Se a mudança é a sua normalidade, deverá estar bem preparado para tirar o máximo partido da disrupção digital, procurando as lacunas e as oportunidades que ela apresenta. Porque haverá oportunidades. Tomemos a chegada do automóvel no início do século passado. Com certeza, negócios morreram à medida que menos cavalos eram utilizados: a indústria de cereais enfrentou a ruína; e as cavalariças, ferreiros, treinadores e outros serviços de apoio que se tinham desenvolvido em torno dos veículos de tração animal sofreram um declínio massivo.

Mas outros negócios emergiram. Os automóveis precisavam de ser construídos e estes automóveis precisavam de pneus, postos de combustível, etc. Estradas adequadas tinham de ser projetadas e construídas, assim como sinais de trânsito, passadeiras e outras infraestruturas que tomamos por garantidas.

Como se traduz isto no nosso mundo financeiro? Consideremos a automatização das funções contabilísticas. Os robôs são simplesmente melhores a realizar tarefas repetitivas e baseadas em regras. São mais rápidos e mais precisos do que nós, e não se entediam nem se distraem. Estão a assumir algumas das funções mais repetitivas nas nossas empresas e nos nossos clientes, à medida que o software de contabilidade se torna mais acessível.

Então, enquanto contabilistas, vamos pelo mesmo caminho que os ferreiros e os fornecedores de cereais? Ou somos suficientemente ágeis para nos adaptarmos a esta nova normalidade e procurar oportunidades? Por exemplo, com o fluxo de trabalho repetitivo tratado, podemos apurar o nosso pensamento crítico e as nossas competências de resolução de problemas em benefício dos nossos clientes? Podemos usar o nosso tempo a analisar e avaliar os dados em tempo real que temos agora ao nosso alcance para dar contributos estratégicos aos nossos clientes e apoiar o seu processo de planeamento e tomada de decisão?

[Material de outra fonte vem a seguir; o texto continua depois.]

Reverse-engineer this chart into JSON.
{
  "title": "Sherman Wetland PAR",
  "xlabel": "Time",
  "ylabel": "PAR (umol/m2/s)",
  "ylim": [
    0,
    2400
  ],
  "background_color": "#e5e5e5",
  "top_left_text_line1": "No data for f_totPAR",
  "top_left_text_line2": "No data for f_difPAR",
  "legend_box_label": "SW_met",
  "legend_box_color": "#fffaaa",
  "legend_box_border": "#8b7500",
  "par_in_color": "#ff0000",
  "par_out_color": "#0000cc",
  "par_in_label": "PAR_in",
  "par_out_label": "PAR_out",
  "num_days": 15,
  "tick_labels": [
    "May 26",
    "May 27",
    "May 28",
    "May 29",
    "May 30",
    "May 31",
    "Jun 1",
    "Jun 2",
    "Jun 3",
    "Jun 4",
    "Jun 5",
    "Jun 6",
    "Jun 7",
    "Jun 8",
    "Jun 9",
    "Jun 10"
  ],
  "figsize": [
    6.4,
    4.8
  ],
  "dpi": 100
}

Podemos desenvolver as nossas competências interpessoais agora que podemos deixar o back-office e interagir com o resto da empresa, bem como com os nossos clientes? E podemos rever algumas ideias estabelecidas, por exemplo, que impacto terá a tecnologia blockchain para nós e para os nossos clientes?

Temos a oportunidade de liderar, não de seguir, a disrupção digital. Mas precisamos de aprender a ser adaptativos e a apurar as competências que talvez não estivessem no topo da lista: competências interpessoais, análise e uma visão saudável e aberta sobre o que o futuro reserva para nós e para os nossos clientes. Podemos liderar ou podemos seguir, mas no mundo de amanhã há pouco valor acrescentado em ser seguidor.